This centenary concept explores Maserati’s stylistic heritage and hints at the brand’s future design language.
Maserati unveiled the Alfieri, a 2+2 concept car to celebrate the brand’s centenary at the Geneva Palexpo today. The Alfieri is an exciting but realistic and 100% functional prototype that says much about the design DNA of future Maseratis; it could well be a door to the future of the Trident Marque.
The striking new concept bears the name of Alfieri, the most prominent of the Maserati brothers and the engineering genius who founded “Officine Alfieri Maserati” in Bologna a century ago. The Alfieri was created at the Maserati Centro Stile in Turin by a group of talented young designers, under the direction of Marco Tencone overseen by Lorenzo Ramaciotti.
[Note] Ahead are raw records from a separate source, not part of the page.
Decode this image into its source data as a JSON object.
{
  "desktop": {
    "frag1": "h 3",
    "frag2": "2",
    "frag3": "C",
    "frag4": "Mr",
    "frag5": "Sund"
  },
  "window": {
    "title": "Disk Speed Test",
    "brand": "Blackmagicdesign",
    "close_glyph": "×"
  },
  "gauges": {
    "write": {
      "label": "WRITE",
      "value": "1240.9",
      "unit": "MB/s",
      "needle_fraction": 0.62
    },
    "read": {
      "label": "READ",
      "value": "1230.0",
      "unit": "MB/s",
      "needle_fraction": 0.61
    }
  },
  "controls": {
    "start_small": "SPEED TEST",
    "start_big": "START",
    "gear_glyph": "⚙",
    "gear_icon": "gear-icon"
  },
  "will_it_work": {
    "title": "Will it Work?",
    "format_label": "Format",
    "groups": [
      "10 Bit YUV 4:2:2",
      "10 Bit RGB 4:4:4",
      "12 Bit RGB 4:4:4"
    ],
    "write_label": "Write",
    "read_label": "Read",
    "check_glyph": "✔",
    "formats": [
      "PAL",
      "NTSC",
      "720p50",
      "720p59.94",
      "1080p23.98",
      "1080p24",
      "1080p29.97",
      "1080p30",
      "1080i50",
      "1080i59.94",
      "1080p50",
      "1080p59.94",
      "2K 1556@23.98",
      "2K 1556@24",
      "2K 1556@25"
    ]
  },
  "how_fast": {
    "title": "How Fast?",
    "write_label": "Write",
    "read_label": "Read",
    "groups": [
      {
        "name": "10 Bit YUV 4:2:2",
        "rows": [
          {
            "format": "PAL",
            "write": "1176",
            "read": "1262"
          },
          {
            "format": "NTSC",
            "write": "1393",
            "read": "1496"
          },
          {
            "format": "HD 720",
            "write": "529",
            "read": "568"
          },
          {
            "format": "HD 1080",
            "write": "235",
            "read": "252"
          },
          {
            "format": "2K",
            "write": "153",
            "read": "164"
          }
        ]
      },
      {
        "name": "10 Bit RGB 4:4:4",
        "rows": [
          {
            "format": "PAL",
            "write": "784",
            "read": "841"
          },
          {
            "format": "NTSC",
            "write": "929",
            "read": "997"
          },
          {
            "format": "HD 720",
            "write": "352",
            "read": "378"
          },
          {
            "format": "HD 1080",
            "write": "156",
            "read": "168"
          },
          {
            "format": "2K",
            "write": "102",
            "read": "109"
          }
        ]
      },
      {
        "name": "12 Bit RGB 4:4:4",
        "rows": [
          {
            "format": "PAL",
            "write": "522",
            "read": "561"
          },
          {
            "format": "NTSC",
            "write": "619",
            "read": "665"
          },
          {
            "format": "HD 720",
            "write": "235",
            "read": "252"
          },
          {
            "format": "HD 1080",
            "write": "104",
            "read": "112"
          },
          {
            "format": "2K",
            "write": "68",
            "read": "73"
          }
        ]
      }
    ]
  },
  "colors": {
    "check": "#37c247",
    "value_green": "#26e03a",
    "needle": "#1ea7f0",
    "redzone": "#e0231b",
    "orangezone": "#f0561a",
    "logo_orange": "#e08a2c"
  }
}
In this, its 100th year, Maserati is a company in fine health. An ambitious plan that took off in 2013 with the presentation of the Quattroporte and Ghibli models is transforming the Italian manufacturer into a serious player in the premium sports car segment. In just one year, from 2012 to 2013, sales increased by 150%, from 6,200 to 15,400 cars.
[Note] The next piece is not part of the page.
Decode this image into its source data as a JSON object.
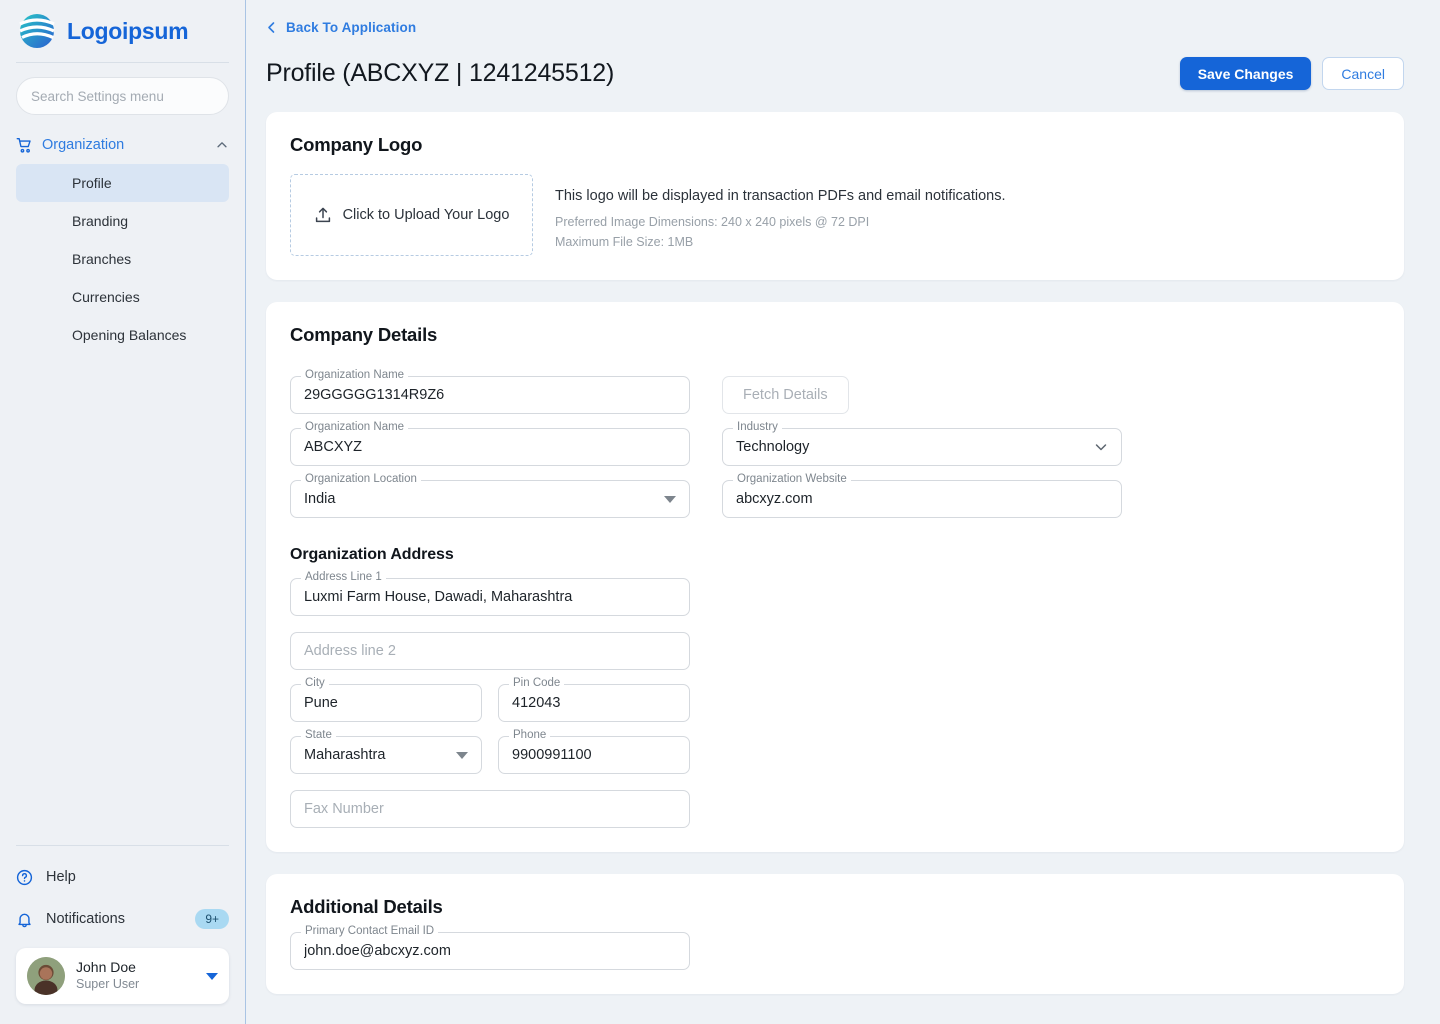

Today Maserati is a global automotive player with a complete model range made up of two four-door saloons, two GT sports cars, four engines (a V8, a V6 Twin Turbo, a V8 NA and a Turbo Diesel), two different architectures (AWD & RWD) and an SUV due to arrive shortly.
The Alfieri Concept
The Alfieri is being unveiled at just the right time to re-establish Maserati’s orientation in terms of design and production. If the new Quattroporte and Ghibli gave the impression that Maserati was becoming oriented towards sporty, premium four door saloons, the Alfieri concept is a reminder that the brand has a remarkable racing heritage and a unique tradition in exotic GT cars.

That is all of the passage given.